Periods can be combined with offsets to create run cycles and define when a job stream runs. For example, an offset of 1 in a weekly period specifies Monday. An offset of 10 in a monthly period specifies the tenth day of each month.

The long-term planning process uses the calendar information, the period definitions, and the run cycle, to determine the days on which an application is scheduled to run.

If you run workload on fixed days of the week, month, or year, and take one of the standard HCL Workload Automation for z/OS actions when this day falls on a non-working day, you do not need to create your own periods. You can describe most cases with rules such as:
  • First Sunday in June
  • First working day in the week
  • Last Friday in the year
  • Last non-working day in the month
If you use rules with their built-in calendar cycles (days of the week, months of the year, and so on), you probably need to create only special noncyclic periods, such as university semesters and tax years.
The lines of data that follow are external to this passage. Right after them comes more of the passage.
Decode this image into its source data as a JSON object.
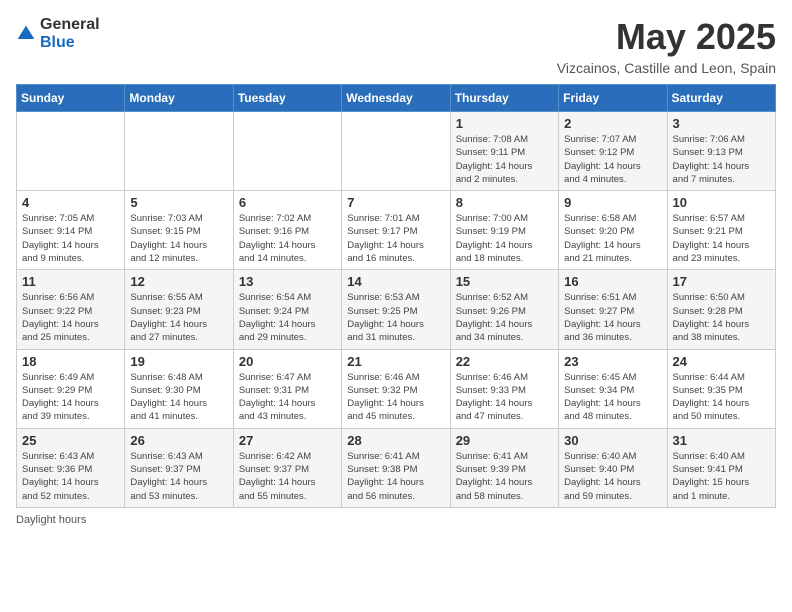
{
  "logo": {
    "general": "General",
    "blue": "Blue"
  },
  "title": "May 2025",
  "location": "Vizcainos, Castille and Leon, Spain",
  "days_of_week": [
    "Sunday",
    "Monday",
    "Tuesday",
    "Wednesday",
    "Thursday",
    "Friday",
    "Saturday"
  ],
  "weeks": [
    [
      {
        "day": "",
        "info": ""
      },
      {
        "day": "",
        "info": ""
      },
      {
        "day": "",
        "info": ""
      },
      {
        "day": "",
        "info": ""
      },
      {
        "day": "1",
        "info": "Sunrise: 7:08 AM\nSunset: 9:11 PM\nDaylight: 14 hours\nand 2 minutes."
      },
      {
        "day": "2",
        "info": "Sunrise: 7:07 AM\nSunset: 9:12 PM\nDaylight: 14 hours\nand 4 minutes."
      },
      {
        "day": "3",
        "info": "Sunrise: 7:06 AM\nSunset: 9:13 PM\nDaylight: 14 hours\nand 7 minutes."
      }
    ],
    [
      {
        "day": "4",
        "info": "Sunrise: 7:05 AM\nSunset: 9:14 PM\nDaylight: 14 hours\nand 9 minutes."
      },
      {
        "day": "5",
        "info": "Sunrise: 7:03 AM\nSunset: 9:15 PM\nDaylight: 14 hours\nand 12 minutes."
      },
      {
        "day": "6",
        "info": "Sunrise: 7:02 AM\nSunset: 9:16 PM\nDaylight: 14 hours\nand 14 minutes."
      },
      {
        "day": "7",
        "info": "Sunrise: 7:01 AM\nSunset: 9:17 PM\nDaylight: 14 hours\nand 16 minutes."
      },
      {
        "day": "8",
        "info": "Sunrise: 7:00 AM\nSunset: 9:19 PM\nDaylight: 14 hours\nand 18 minutes."
      },
      {
        "day": "9",
        "info": "Sunrise: 6:58 AM\nSunset: 9:20 PM\nDaylight: 14 hours\nand 21 minutes."
      },
      {
        "day": "10",
        "info": "Sunrise: 6:57 AM\nSunset: 9:21 PM\nDaylight: 14 hours\nand 23 minutes."
      }
    ],
    [
      {
        "day": "11",
        "info": "Sunrise: 6:56 AM\nSunset: 9:22 PM\nDaylight: 14 hours\nand 25 minutes."
      },
      {
        "day": "12",
        "info": "Sunrise: 6:55 AM\nSunset: 9:23 PM\nDaylight: 14 hours\nand 27 minutes."
      },
      {
        "day": "13",
        "info": "Sunrise: 6:54 AM\nSunset: 9:24 PM\nDaylight: 14 hours\nand 29 minutes."
      },
      {
        "day": "14",
        "info": "Sunrise: 6:53 AM\nSunset: 9:25 PM\nDaylight: 14 hours\nand 31 minutes."
      },
      {
        "day": "15",
        "info": "Sunrise: 6:52 AM\nSunset: 9:26 PM\nDaylight: 14 hours\nand 34 minutes."
      },
      {
        "day": "16",
        "info": "Sunrise: 6:51 AM\nSunset: 9:27 PM\nDaylight: 14 hours\nand 36 minutes."
      },
      {
        "day": "17",
        "info": "Sunrise: 6:50 AM\nSunset: 9:28 PM\nDaylight: 14 hours\nand 38 minutes."
      }
    ],
    [
      {
        "day": "18",
        "info": "Sunrise: 6:49 AM\nSunset: 9:29 PM\nDaylight: 14 hours\nand 39 minutes."
      },
      {
        "day": "19",
        "info": "Sunrise: 6:48 AM\nSunset: 9:30 PM\nDaylight: 14 hours\nand 41 minutes."
      },
      {
        "day": "20",
        "info": "Sunrise: 6:47 AM\nSunset: 9:31 PM\nDaylight: 14 hours\nand 43 minutes."
      },
      {
        "day": "21",
        "info": "Sunrise: 6:46 AM\nSunset: 9:32 PM\nDaylight: 14 hours\nand 45 minutes."
      },
      {
        "day": "22",
        "info": "Sunrise: 6:46 AM\nSunset: 9:33 PM\nDaylight: 14 hours\nand 47 minutes."
      },
      {
        "day": "23",
        "info": "Sunrise: 6:45 AM\nSunset: 9:34 PM\nDaylight: 14 hours\nand 48 minutes."
      },
      {
        "day": "24",
        "info": "Sunrise: 6:44 AM\nSunset: 9:35 PM\nDaylight: 14 hours\nand 50 minutes."
      }
    ],
    [
      {
        "day": "25",
        "info": "Sunrise: 6:43 AM\nSunset: 9:36 PM\nDaylight: 14 hours\nand 52 minutes."
      },
      {
        "day": "26",
        "info": "Sunrise: 6:43 AM\nSunset: 9:37 PM\nDaylight: 14 hours\nand 53 minutes."
      },
      {
        "day": "27",
        "info": "Sunrise: 6:42 AM\nSunset: 9:37 PM\nDaylight: 14 hours\nand 55 minutes."
      },
      {
        "day": "28",
        "info": "Sunrise: 6:41 AM\nSunset: 9:38 PM\nDaylight: 14 hours\nand 56 minutes."
      },
      {
        "day": "29",
        "info": "Sunrise: 6:41 AM\nSunset: 9:39 PM\nDaylight: 14 hours\nand 58 minutes."
      },
      {
        "day": "30",
        "info": "Sunrise: 6:40 AM\nSunset: 9:40 PM\nDaylight: 14 hours\nand 59 minutes."
      },
      {
        "day": "31",
        "info": "Sunrise: 6:40 AM\nSunset: 9:41 PM\nDaylight: 15 hours\nand 1 minute."
      }
    ]
  ],
  "footer": "Daylight hours"
}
The following sections show some examples of types of periods.

Cyclic period examples

Examples of cyclic periods are a day, a week, and a fortnight, with fixed intervals of 1 day, 7 days, and 14 days, respectively. An academic semester cannot be described as a cyclic period, because spring, summer, and fall semesters have different lengths. The following example shows a lunar calendar month, assumed to be 28 days:

Period name
Cyclic based on all days
28 days
Interval origin
7 February 2009 (date of a new moon)

Non-cyclic period examples

Examples of non-cyclic periods are a quarter and a payroll period. You specify the start of each interval of a non-cyclic period with an origin date. This example shows a period for university semesters, with the interval origin and end specified for each semester:

Period name
Interval origin
26 August 2009, 13 January 2010, 9 June 2010.
Interval end
13 December 2009, 16 May 2010, 28 June 2010

Non-cyclic periods have a once-a-year maintenance overhead when you must create the intervals for the coming months. For this reason, carefully consider how flexible your period definitions are, and remove potentially duplicated definitions.